No había ninguna duda, y a medida que se convencía de que aquella no era ninguna aparición fruto de su desatada imaginación, sino que la mujer era de carne y hueso, no pudo evitar alterarse en su butaca mientras el corazón se le aceleraba.

Aturdido, Ramón fue incapaz de concentrarse en el artista que entonaba los acordes de la que había sido la canción más importante de su vida, y de repente sintió que en su interior se despertaba un viejo monstruo dormido durante mucho tiempo. El dragón de la duda apareció con una fuerza imparable y, con el cuerpo paralizado por la tensión, inició un diálogo eternamente aplazado entre el corazón y la cabeza.

La canción de Serrat estaba llena de incertidumbre y de misterio, como el amor entre Ramón y María, y mientras se encabalgaban los últimos versos, Ramón repetía mentalmente la estrofa que decía «ella quién sabe dónde está, quién sabe dónde anda, la perdí y nunca más he vuelto a encontrarla...».

Ahora, por fin, había vuelto a encontrarla, y por extraño que pareciera, a pesar de la sonrisa llena de ternura que dibujaba su rostro, y las ganas que tenía de levantarse y correr a buscarla, una voz interior muy poderosa lo detenía.

Sólo podía entenderlo desde la esencia misma de lo que son las personas inconformistas y contradictorias, una esencia que les hace desear y temer con la misma intensidad las cosas que más anhelan. A Ramón, humano y contradictorio como todo el mundo, le parecía que no merecía la pena romper bajo ninguna circunstancia el misterio que siempre había rodeado aquella maravillosa historia de amor inacabada. Y muy lentamente se hundió en la butaca, como si un ancla invisible a los ojos quisiera evitar que hiciera algo de lo que después pudiera arrepentirse.

Si voy a buscarla, tendré la oportunidad de recuperar a quien siempre ha sido el amor de mi vida, pero si dejo que se marche y no le digo nada, podré seguir viviendo de la ilusión de algo que en su día fue maravilloso. Pero, ¿y ahora? ¿Nos entenderíamos igual de bien después de tantos años sin saber nada el uno del otro?

Algunos dicen que el miedo es mal consejero. Otros defienden que los valientes sólo son miedosos que deciden pasar a la acción. A lo largo de su vida, Ramón Miserachs había aprendido que las oportunidades perdidas se las lleva el viento, y dejando de lado las dudas, se concentró y dirigió todos sus esfuerzos en no obedecer a su cabeza y levantarse.

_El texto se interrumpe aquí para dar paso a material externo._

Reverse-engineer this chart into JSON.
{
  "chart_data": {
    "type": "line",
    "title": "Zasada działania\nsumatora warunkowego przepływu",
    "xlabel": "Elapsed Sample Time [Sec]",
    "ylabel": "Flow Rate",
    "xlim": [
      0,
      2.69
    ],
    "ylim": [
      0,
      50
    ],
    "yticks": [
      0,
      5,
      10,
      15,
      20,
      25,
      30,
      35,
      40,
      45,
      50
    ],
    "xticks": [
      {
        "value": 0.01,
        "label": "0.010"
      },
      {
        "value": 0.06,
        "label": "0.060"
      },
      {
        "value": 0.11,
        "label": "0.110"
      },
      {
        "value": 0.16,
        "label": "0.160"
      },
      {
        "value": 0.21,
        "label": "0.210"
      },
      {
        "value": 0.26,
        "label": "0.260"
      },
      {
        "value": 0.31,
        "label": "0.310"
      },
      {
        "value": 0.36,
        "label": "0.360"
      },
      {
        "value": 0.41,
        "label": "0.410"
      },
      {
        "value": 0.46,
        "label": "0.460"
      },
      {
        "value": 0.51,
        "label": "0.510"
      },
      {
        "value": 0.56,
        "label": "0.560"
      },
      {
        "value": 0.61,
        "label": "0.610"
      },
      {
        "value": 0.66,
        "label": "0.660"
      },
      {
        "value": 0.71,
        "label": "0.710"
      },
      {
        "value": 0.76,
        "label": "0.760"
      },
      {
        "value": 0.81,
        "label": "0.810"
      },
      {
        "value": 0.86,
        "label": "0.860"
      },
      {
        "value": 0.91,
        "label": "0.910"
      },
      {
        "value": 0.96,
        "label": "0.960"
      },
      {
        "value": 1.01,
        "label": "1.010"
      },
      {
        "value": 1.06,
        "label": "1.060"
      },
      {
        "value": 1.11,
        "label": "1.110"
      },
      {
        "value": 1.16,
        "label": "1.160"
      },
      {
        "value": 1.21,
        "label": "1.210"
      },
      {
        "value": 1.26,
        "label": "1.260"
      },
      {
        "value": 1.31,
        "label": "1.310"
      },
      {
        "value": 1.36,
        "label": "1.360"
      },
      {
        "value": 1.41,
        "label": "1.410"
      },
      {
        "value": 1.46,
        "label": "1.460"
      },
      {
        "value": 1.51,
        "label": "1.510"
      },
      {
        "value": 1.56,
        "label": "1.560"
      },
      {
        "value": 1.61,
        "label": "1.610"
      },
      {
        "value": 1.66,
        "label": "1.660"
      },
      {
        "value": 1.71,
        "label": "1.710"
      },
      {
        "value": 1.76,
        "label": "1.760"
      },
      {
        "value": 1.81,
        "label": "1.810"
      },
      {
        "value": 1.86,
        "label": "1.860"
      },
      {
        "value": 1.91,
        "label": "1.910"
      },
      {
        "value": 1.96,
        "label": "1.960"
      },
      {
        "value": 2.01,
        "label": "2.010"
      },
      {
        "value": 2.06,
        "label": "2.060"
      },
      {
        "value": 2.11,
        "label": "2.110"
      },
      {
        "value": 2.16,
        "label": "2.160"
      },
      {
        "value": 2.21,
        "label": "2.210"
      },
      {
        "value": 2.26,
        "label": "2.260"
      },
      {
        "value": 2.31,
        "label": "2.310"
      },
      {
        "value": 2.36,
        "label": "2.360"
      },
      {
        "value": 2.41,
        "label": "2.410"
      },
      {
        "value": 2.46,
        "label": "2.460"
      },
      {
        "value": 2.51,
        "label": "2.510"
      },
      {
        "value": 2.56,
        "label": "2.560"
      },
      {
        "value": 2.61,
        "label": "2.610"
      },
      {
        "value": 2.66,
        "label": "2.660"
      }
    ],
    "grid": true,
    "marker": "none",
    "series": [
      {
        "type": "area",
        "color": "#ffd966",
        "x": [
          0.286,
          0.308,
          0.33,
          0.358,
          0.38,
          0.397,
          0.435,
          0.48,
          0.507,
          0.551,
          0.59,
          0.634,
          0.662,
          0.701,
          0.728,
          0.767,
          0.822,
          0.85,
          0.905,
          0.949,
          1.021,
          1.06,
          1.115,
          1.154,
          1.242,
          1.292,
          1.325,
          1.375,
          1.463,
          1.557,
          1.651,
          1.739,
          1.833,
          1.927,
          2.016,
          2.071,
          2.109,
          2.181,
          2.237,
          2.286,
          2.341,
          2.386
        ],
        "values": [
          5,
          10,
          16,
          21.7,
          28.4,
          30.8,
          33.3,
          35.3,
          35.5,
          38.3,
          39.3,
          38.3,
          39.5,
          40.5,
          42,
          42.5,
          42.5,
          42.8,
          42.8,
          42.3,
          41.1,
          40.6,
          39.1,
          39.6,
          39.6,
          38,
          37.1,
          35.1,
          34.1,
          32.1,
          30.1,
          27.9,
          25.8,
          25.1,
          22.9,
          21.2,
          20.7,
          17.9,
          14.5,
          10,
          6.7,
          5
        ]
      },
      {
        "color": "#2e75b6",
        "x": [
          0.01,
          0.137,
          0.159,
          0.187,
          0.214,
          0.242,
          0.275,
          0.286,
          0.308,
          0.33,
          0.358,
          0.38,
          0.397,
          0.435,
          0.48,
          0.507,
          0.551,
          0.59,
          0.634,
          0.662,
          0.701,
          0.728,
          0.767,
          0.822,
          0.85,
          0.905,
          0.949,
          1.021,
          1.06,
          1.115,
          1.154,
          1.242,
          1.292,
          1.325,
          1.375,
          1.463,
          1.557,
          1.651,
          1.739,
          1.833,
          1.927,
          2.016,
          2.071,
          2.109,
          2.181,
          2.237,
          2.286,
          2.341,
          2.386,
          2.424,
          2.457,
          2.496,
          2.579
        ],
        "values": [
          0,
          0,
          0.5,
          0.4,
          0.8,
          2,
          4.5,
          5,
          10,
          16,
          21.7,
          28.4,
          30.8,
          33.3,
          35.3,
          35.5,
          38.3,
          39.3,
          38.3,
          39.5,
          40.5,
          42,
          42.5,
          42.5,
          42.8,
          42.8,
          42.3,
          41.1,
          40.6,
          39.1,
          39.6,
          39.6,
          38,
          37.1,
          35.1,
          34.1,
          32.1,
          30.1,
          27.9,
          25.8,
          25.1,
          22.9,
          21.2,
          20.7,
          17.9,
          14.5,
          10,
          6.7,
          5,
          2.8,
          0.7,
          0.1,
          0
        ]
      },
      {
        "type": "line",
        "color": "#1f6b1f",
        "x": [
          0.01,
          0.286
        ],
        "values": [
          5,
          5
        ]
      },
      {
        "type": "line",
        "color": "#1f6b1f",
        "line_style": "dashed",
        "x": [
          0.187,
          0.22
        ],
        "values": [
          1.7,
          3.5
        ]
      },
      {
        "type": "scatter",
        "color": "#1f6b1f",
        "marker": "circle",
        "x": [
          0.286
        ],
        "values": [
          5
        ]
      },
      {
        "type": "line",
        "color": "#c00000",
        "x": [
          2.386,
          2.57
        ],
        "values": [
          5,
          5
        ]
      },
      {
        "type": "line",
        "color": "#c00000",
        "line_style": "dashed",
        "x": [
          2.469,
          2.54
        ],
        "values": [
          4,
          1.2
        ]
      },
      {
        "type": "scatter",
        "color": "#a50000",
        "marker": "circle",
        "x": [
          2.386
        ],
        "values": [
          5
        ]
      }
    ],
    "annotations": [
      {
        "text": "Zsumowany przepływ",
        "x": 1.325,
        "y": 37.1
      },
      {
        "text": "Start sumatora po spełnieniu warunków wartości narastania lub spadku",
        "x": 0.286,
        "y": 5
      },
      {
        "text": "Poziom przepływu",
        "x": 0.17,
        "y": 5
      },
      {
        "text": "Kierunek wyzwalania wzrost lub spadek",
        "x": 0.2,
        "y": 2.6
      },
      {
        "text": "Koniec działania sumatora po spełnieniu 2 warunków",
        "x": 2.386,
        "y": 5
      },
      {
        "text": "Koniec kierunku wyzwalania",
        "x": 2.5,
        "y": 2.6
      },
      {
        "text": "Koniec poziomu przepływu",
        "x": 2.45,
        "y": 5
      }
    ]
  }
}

El concierto se había acabado en medio de una explosión de aplausos y muestras de admiración hacia el cantante, y después de despedirse rápidamente de las autoridades con las que había compartido el palco, Ramón siguió en la distancia a una María, que se encontraba atrapada en medio de una riada de gente que desfilaba hacia la puerta.

Unos minutos más tarde, cuando las colas empezaron a menguar, Ramón adelantó a María sorteando una columna y, después de respirar profundamente, se le plantó delante sin decir ni una sola palabra. Sólo había encontrado la fuerza necesaria para sonreír y clavar la mirada en los ojos negros de María, que en esos momentos parecían deshacerse de emoción.

–Me gusta comprobar que llevas el mismo perfume de siempre, tu delicado aroma de flor de jazmín –le dijo Ramón, acordándose entonces de las mismas palabras que le había dedicado cuarenta años atrás en aquel mismo lugar.

–Sí, Ramón. Hay cosas que nunca cambian por mucho que pase el tiempo.

María y Ramón caminaron juntos en silencio, y entre sonrisas nerviosas, medio tímidas, medio cómplices, llegaron hasta las majestuosas escalinatas del Palau. Ramón, armado de valor, la cogió delicadamente por la cintura, despertando en ella una sutil sensualidad que hacía años que no se atrevía a sentir. Y fue así como atravesaron juntos la puerta giratoria que les llevaría hasta la calle.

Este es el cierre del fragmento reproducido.